<center>
Remembering 'Music Man Murray': Murray Gershenz dies at 91
</center>
<center>
</center>
Murray Gershenz, a record collector and character actor in TV and films including 'I Love You, Man' and 'The Hangover,' dies at 91.
By Gerrick D. Kennedy
August 29, 2013, 3:40 p.m
Murray Gershenz, the record collector turned character actor, has died. The 91-year-old died of a heart attack Wednesday, a source close to Gershenz confirmed.
Better known as “Music Man Murray,” Gershenz spent nearly three-quarters of a century collecting the more than 300,000 records that filled the dusty wooden shelves of his two-story West Adams record shop.
From opera classics to big band, country western, jazz, R&B and rock and original Edison cylinder recordings, Gershenz always lived up to his business credo, “You name it, we find it.”
The massive collection, and Gershenz’s years-long plight to sell it, was the subject of a documentary film, “Music Man Murray,” which premiered last year.
A former opera singer and synagogue cantor, Gershenz amassed a record collection valued at more than $1.5 million. But he also found a second career: acting.
He landed bit parts as a character actor on TV shows like “Modern Family,” “Mad Men,” “Raising Hope,” “House,” and “Parks and Recreation.” And he logged plenty of time on the big screen with roles in films including “I Love You, Man,” “The Incredible Burt Wonderstone” and “The Hangover” -- yes, he’s the elderly man who fully disrobes in one memorable scene.
Early last year, Gershenz gave me a tour of his West Adams record shop for a feature tied to the documentary.
“I brought a record when I was 16 years old, and then another, and then another,” he said with a laugh when I asked how he started his collection. “I fell in love with music -- and I was a compulsive collector.”
Gershenz didn’t mind me asking about him dropping trou in a film seen by millions, and even laughed about the attention the scene got him. But he preferred joking about the time Paul Rudd was lifted onto him to film a human pyramid scene alongside Andy Samberg and Lou Ferrigno for 2009’s ““I Love You, Man.”
His record store was stuffed with rich history, and anytime I touched an item he flashed a smile, ready to tell me how he scored the record. There were autographs from Mae West and Tiny Tim neatly perched on an otherwise cluttered desk; stories of his time with Elvis; and when he really felt like showing off, he pulled out a handwritten note from Louis Armstrong on Satchmo letterhead.
“The store was bigger than I realized. So I started buying other people’s collections. I started primarily with classical, then people asked me for jazz, and people asked me for country western and various things that I had never been interested in,” he said. “That’s why on the card it says, ‘You name it, we find it.’ I have Chinese music, African music, opera, you name it. And you never stop buying because you never know what someone is going to want.”

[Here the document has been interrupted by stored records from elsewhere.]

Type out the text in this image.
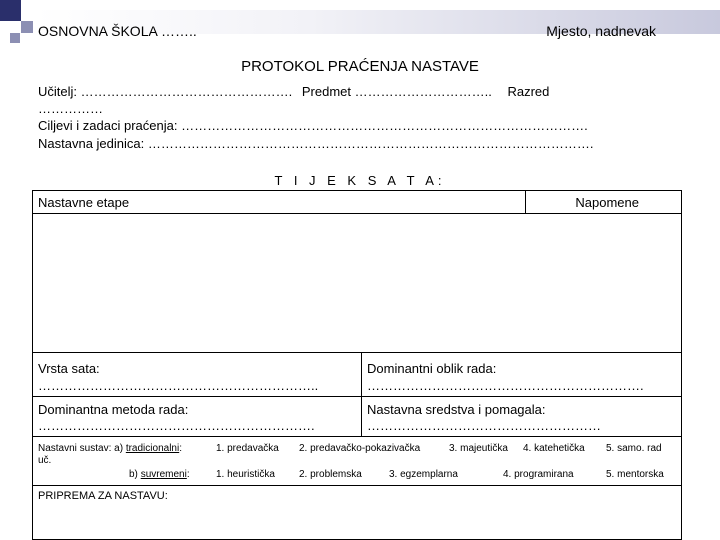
OSNOVNA ŠKOLA ……..	Mjesto, nadnevak
PROTOKOL PRAĆENJA NASTAVE
Učitelj: …………………………………………. Predmet ………………………….. Razred
……………
Ciljevi i zadaci praćenja: ………………………………………………………………………………….
Nastavna jedinica: ………………………………………………………………………………………….
T I J E K S A T A:
Nastavne etape	Napomene
Vrsta sata:
………………………………………………………..
Dominantni oblik rada:
……………………………………………………….
Dominantna metoda rada:
……………………………………………………….
Nastavna sredstva i pomagala:
………………………………………………
Nastavni sustav: a) tradicionalni:	1. predavačka 2. predavačko-pokazivačka	3. majeutička 4. katehetička 5. samo. rad
uč.
b) suvremeni:	1. heuristička 2. problemska	3. egzemplarna	4. programirana	5. mentorska
PRIPREMA ZA NASTAVU:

At one point he interrupted our tour to take a call from someone he assumed to be potential buyer. Instead, it was a casting agent inquiring about his availability for a Doritos commercial.
The acting gigs were coming in steady, and he wanted to devote his time to it, which he did. His goal was to sell the collection by the time he was 90.
Gershenz sold the collection earlier this year to a buyer from New York. It took a fleet of 52-foot-long trucks to load up the collection, which was housed in the store and three adjacent warehouses and contained enough records to refill the shop a few times over.